During the month of September alone, there was a 4.1% decline in the same-store sales in the U.S., which was the worst sales performance month since February of this year. The company has already begun efforts to change this trend, including focusing on increasing staffing at busy times and replacing the head of the U.S. business. However, these changes haven’t boosted sales or changed profits at all.
Changing the experience. “The key to our success will be our ability to deliver a more relevant McDonald’s experience for all of our customers,” said Chief Executive Don Thomas in an earnings call to analysts, media and investors.
Part of this change will focus on the menu. Mr. Thompson said that they would begin simplifying their menu at the beginning on 2015. Primarily, they will remove low-selling products. In addition, they will give their 21 regional districts more control over placing locally relevant foods on the menu.
Following this, by the third quarter of next year, they will have new technology in place that will promise to make it easier and faster to get orders. Customers will be able to customize their orders digitally, and the food will be served just the way they like. It’s all part of what the company is calling “McDonald’s Experience of the Future” initiative.
Personalizing meals. “Customers want to personalize their meals with locally relevant ingredients. They also want to enjoy eating in a contemporary, inviting atmosphere. And they want choices in how they order, choices in what they order and how they are served,” noted Mr. Thompson.
However, their menu is not the only problem that the fast food giant has been facing.
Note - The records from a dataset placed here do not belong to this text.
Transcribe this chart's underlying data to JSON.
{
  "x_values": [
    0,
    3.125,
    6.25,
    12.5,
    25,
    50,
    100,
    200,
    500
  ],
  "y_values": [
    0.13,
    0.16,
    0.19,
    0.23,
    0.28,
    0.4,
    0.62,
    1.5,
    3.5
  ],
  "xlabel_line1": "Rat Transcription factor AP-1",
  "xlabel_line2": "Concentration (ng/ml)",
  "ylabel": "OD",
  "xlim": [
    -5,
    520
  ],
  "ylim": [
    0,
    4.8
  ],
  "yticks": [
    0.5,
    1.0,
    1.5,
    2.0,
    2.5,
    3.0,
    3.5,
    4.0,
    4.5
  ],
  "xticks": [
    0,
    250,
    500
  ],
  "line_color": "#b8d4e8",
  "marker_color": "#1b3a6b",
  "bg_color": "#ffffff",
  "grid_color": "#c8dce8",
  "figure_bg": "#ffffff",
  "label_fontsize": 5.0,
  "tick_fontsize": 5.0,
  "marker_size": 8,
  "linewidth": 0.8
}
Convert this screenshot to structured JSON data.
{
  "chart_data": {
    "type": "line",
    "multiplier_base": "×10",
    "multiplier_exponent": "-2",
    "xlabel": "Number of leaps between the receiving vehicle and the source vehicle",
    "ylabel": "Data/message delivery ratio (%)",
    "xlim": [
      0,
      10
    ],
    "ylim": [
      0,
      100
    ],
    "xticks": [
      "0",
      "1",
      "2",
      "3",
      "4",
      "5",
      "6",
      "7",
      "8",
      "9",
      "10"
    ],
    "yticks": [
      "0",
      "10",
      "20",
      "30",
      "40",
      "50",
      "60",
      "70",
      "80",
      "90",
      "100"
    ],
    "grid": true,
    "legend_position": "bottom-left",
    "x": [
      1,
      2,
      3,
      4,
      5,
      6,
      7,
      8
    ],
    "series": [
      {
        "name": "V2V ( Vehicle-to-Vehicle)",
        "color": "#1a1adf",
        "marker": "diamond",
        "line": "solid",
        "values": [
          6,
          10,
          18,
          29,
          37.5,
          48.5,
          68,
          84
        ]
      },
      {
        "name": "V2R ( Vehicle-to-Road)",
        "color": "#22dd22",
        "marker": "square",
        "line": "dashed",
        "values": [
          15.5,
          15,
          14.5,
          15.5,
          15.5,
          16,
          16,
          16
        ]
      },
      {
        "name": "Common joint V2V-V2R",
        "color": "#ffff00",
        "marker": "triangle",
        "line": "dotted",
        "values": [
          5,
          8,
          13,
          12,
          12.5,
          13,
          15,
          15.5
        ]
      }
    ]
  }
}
There was a scandal at one of the meat suppliers in China, which drove confidence down in stores in that country. Same-store sales were down 9.9% in the latest quarter in McDonald’s Asia/Pacific, Middle East and Africa region. In addition, Europe has experienced a broader economic softness which has impacted McDonald’s directly. In Russia, these economic problems have been complicated by political troubles. Authorities in that country have been inspecting and shutting down some McDonald’s restaurants, which the corporation sees as retaliation for U.S. sanctions.
Looking for transparency in ingredients. These problems may turn out to be short-term, but it complicates things for the corporation as it tries to save the U.S. market. American McDonald’s account for 40% of the more than 35,000 global restaurants. In addition to a simpler menu and technology assisted ordering, American consumers are looking for more transparency about the source of ingredients in their food.
“We recognize that we must demonstrate to our customers and the entire McDonald’s system that we face and are taking decisive action to fundamentally change the way we approach our business,” said Mr. Thompson on the earnings call.
Even though McDonald’s has plans to change, analysts on the call remain skeptical. There may be too many shifts in consumer behavior and expectations for the company to weather long-term. While some stated to the New York Times that adding healthier fare would bring in a younger audience, but others said that the company should focus on the speed of service rather than the health quality of the food.